689.1
The Co-Production of State and Poors Mediated By a Sociotechnical Device: A Socioeconomic Stratification Card

Monday, 11 July 2016: 10:45
Location: Hörsaal 6C P (Neues Institutsgebäude (NIG))
Oral Presentation
Claudio RAMOS ZINCKE, Universidad Alberto Hurtado, Chile
We investigated, through institutional ethnography, in Santiago of Chile, the interaction between the state bureaucracy, expressed in networks that go from the ministerial level to the local (municipality), and the citizens seeking state aid. This interaction is mediated by a measuring instrument that is a kind of social stratification form ("Social Protection Card" or "Social Card") used by many social programs for assigning aid. In such a bureaucratic device converge conceptions of social policy, political strategies, methodological procedures, econometric models and statistical calculations, whose production involves experts and government officials. The card is prepared and analyzed centrally, but its implementation is local, in each municipality. The  individuals concur to local offices to be registered and then interviewed in their homes. Then, families will receive the resulting scores and, if they are classified as poor, will have access to state benefits.
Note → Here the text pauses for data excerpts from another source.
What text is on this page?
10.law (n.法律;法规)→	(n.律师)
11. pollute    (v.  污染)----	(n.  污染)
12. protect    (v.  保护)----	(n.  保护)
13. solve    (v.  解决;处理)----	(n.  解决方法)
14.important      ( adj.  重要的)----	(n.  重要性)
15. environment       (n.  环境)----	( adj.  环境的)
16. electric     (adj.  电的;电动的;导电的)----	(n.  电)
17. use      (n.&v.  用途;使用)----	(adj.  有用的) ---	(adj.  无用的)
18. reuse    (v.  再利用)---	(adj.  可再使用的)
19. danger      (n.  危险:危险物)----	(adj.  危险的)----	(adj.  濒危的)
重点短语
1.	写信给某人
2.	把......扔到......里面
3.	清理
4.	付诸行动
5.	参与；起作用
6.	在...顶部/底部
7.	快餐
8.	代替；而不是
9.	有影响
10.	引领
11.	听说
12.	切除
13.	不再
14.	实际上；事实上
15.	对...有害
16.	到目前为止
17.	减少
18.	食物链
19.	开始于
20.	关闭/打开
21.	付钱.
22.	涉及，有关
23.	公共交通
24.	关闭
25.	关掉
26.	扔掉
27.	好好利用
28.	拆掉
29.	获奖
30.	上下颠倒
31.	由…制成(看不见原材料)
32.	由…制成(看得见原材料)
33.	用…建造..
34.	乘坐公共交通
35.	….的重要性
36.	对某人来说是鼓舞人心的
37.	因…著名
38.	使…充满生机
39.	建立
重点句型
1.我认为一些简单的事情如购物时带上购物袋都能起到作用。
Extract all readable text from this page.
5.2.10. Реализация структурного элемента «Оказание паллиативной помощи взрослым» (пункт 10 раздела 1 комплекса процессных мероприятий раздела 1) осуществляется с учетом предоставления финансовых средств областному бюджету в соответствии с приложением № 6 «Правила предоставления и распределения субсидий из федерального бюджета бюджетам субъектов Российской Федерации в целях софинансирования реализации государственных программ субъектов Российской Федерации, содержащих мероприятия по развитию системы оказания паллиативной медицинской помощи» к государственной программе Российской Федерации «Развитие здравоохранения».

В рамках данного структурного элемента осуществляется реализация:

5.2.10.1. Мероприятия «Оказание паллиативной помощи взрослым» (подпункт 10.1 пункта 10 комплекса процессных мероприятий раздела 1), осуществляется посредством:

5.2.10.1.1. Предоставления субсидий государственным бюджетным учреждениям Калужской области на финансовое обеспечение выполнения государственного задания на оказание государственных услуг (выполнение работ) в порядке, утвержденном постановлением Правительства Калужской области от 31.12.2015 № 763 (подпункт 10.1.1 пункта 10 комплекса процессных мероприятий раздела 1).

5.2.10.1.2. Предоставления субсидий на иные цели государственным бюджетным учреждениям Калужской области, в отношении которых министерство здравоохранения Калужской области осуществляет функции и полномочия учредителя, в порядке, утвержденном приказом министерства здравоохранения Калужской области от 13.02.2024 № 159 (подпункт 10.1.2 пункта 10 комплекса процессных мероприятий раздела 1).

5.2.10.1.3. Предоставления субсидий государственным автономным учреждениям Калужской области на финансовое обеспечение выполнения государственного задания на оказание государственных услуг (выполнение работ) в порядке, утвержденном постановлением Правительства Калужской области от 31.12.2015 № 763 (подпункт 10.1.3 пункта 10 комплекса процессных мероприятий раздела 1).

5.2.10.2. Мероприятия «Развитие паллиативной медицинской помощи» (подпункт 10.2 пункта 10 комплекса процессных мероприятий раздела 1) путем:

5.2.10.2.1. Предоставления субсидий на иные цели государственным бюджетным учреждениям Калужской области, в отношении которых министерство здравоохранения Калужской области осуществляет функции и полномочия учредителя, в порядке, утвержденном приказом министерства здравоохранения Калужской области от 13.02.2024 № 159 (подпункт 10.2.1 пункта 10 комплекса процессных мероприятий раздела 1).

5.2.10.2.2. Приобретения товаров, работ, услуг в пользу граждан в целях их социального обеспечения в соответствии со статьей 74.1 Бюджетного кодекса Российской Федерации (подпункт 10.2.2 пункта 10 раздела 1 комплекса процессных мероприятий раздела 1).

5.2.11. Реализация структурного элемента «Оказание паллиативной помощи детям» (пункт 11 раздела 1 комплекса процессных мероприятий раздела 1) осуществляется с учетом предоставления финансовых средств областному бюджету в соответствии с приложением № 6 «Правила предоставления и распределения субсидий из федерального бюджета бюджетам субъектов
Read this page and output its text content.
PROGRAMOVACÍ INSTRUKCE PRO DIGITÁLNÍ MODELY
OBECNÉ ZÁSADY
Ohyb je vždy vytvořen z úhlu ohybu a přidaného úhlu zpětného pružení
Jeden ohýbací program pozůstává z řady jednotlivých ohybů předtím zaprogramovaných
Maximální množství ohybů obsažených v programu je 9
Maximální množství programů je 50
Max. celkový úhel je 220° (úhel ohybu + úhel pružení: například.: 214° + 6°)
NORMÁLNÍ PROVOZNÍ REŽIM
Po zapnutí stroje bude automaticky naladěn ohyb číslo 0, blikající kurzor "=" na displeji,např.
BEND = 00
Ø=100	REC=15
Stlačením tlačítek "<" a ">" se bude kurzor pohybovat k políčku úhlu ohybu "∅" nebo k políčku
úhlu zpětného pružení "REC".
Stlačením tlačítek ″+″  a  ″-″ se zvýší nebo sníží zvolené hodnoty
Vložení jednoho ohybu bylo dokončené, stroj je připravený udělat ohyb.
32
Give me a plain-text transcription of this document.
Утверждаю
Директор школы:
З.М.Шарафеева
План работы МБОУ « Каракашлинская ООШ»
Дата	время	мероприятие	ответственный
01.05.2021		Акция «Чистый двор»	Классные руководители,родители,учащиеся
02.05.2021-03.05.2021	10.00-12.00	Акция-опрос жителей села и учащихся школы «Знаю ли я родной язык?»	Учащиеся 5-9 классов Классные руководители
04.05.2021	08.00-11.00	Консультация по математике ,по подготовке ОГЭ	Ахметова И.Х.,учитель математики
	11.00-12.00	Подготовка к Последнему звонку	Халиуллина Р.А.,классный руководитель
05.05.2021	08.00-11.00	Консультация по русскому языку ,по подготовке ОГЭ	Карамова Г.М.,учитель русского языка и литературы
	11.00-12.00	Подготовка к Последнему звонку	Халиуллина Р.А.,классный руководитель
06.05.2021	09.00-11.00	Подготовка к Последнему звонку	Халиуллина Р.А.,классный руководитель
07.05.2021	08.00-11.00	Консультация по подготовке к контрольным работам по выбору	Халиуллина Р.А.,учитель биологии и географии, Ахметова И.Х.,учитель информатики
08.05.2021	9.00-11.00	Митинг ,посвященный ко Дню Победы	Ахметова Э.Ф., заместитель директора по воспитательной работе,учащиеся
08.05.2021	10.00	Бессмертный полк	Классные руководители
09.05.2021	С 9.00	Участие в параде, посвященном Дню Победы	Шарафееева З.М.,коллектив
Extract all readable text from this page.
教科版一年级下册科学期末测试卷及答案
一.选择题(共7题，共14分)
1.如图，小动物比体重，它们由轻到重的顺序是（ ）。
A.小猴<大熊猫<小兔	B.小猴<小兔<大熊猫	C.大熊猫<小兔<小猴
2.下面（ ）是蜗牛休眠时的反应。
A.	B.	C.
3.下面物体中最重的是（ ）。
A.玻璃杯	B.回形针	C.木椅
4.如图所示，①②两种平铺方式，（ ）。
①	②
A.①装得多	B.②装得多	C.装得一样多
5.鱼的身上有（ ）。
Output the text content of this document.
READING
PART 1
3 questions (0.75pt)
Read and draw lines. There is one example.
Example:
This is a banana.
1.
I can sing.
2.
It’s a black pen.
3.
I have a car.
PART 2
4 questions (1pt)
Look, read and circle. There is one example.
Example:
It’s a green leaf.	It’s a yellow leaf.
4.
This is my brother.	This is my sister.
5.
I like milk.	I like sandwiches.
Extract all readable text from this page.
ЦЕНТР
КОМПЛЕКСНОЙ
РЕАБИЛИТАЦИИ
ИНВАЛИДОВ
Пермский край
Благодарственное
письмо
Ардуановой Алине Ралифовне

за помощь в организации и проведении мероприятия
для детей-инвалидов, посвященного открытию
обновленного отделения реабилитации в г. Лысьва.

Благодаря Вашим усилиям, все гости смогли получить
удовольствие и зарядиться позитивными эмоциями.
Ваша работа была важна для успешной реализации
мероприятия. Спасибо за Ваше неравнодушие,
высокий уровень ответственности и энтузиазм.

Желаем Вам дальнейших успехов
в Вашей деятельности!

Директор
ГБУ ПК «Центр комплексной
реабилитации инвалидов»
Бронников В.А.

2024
The research follows the different stages of this procedure of classification and shows the double performative process that happens. On the one hand, this process contributes to the shaping of connections, networks and forms of state social intervention, as well as to the meaning and core identity of those networks and activities as component of the state. On the other hand, this process classifies individuals as deserving poor or non-poor, conditioning their self-conception. This is a dynamic and interactive process, in which families subject to classification resist and rebel, using the means at their reach, with adaptive strategies not anticipated by the state, to enforce what they consider their poverty condition. These strategies lead to a cumulative result that can be conceived as "normalized fraud" and it ends up being partially legitimized by the state bureaucracy that fails to stop it. All this stabilizes a particular form of relationship between the state and individuals, characterized by dependence and instrumental manipulation.